Ma se stimate ancor che mal convegna Al vostro grado il rifiutar periglio; E se pur generoso ardire sdegna Quel, che troppo gli par tardo consiglio; Non avverrà ch'a forza io vi ritegna; Nè quel, che già vi diedi, or mi ripiglio: Ma sia con tutti voi (com'esser deve) Il fren del nostro imperio lento e leve.
Dunque lo starne, e'l girne io son contento, Che dal vostro voler libero penda.
Ben vo'che pria facciate al Duce spento Successor nuovo, e di voi cura ei prenda. Ed invitto di forza e d' ardimento
I diece scelga a far del torto emenda; Ch' in questo il sommo imperio a me riservo: Non sia l'arbitrio suo per altro or servo.
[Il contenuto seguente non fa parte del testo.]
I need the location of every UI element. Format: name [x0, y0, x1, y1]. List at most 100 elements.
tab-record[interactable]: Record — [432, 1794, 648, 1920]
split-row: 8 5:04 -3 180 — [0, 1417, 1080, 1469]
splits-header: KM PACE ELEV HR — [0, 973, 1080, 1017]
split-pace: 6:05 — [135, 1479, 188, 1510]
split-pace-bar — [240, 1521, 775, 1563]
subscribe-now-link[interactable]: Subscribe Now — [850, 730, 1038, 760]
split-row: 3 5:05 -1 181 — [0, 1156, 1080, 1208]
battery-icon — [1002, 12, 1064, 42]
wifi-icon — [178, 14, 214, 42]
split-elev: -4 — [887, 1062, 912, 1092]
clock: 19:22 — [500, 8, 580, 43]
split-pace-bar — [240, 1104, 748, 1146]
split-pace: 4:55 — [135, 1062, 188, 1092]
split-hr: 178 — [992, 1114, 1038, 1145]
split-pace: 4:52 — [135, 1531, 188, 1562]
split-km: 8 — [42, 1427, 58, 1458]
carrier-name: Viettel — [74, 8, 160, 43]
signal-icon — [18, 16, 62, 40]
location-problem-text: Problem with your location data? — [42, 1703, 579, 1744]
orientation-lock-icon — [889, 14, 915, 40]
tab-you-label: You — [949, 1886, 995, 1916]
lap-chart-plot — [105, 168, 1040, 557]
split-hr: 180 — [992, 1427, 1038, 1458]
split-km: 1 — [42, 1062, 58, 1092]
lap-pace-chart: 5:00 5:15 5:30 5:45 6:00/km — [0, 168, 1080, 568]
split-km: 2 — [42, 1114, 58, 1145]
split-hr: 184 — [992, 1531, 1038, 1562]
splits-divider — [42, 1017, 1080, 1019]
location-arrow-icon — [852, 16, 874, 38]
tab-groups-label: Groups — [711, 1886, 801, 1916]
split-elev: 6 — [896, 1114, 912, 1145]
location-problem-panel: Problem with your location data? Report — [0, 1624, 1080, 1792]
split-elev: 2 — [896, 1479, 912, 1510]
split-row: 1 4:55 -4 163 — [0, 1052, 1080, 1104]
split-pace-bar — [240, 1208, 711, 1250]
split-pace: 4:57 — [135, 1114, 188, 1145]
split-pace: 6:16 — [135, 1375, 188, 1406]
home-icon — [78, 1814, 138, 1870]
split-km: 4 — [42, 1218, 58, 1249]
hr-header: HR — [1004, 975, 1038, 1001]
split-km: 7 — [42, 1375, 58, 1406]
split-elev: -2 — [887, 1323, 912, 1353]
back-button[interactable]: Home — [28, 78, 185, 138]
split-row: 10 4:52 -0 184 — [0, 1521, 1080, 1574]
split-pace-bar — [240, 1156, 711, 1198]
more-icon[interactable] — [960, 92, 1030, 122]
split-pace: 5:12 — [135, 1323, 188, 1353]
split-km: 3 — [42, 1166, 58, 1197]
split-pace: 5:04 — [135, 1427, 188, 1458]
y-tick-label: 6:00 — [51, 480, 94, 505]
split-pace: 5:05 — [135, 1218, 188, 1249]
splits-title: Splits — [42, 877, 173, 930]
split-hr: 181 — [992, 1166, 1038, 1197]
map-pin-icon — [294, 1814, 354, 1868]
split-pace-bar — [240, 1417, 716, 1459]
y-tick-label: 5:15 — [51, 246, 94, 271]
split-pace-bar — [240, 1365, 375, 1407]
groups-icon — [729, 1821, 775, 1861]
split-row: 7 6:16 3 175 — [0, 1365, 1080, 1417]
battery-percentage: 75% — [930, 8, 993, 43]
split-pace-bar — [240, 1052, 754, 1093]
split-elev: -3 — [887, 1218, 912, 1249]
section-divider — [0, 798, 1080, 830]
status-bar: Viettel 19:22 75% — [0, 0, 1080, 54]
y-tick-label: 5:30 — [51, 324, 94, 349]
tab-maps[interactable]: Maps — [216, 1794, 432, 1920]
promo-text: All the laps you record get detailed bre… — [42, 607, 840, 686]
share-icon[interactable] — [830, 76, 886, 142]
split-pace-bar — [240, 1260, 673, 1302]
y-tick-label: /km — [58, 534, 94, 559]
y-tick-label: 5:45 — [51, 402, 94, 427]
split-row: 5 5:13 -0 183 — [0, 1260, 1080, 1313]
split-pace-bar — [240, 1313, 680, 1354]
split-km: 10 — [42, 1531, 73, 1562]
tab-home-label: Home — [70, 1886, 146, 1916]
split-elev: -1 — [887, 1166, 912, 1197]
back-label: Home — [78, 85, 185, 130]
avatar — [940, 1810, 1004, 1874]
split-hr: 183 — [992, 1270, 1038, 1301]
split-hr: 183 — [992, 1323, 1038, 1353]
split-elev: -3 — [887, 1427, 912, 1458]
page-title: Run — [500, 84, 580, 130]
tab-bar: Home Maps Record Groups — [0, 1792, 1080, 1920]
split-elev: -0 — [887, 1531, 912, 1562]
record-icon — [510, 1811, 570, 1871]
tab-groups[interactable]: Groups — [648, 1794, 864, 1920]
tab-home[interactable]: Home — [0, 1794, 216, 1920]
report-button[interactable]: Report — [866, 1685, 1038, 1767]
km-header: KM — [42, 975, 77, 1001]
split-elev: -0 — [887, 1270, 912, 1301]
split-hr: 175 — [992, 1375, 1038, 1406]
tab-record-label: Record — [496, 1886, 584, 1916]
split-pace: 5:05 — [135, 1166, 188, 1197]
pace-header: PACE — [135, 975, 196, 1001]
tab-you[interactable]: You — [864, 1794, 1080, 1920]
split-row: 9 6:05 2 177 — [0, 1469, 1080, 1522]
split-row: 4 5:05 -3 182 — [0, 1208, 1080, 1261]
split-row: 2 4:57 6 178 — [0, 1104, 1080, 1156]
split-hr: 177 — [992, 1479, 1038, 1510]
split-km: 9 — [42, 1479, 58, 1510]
Così disse Goffredo: e'l suo germano, Consentendo ciascun, risposta diede: Com'è tua propria, o Cavalier sovrano, Virtù, ch' in alto intende, e lunge vede; Cosi il vigor del core e della mano, Quasi debito a noi, da noi si chiede: E saria la matura tarditate,
Ch'in altri è providenza, in noi viĺtate.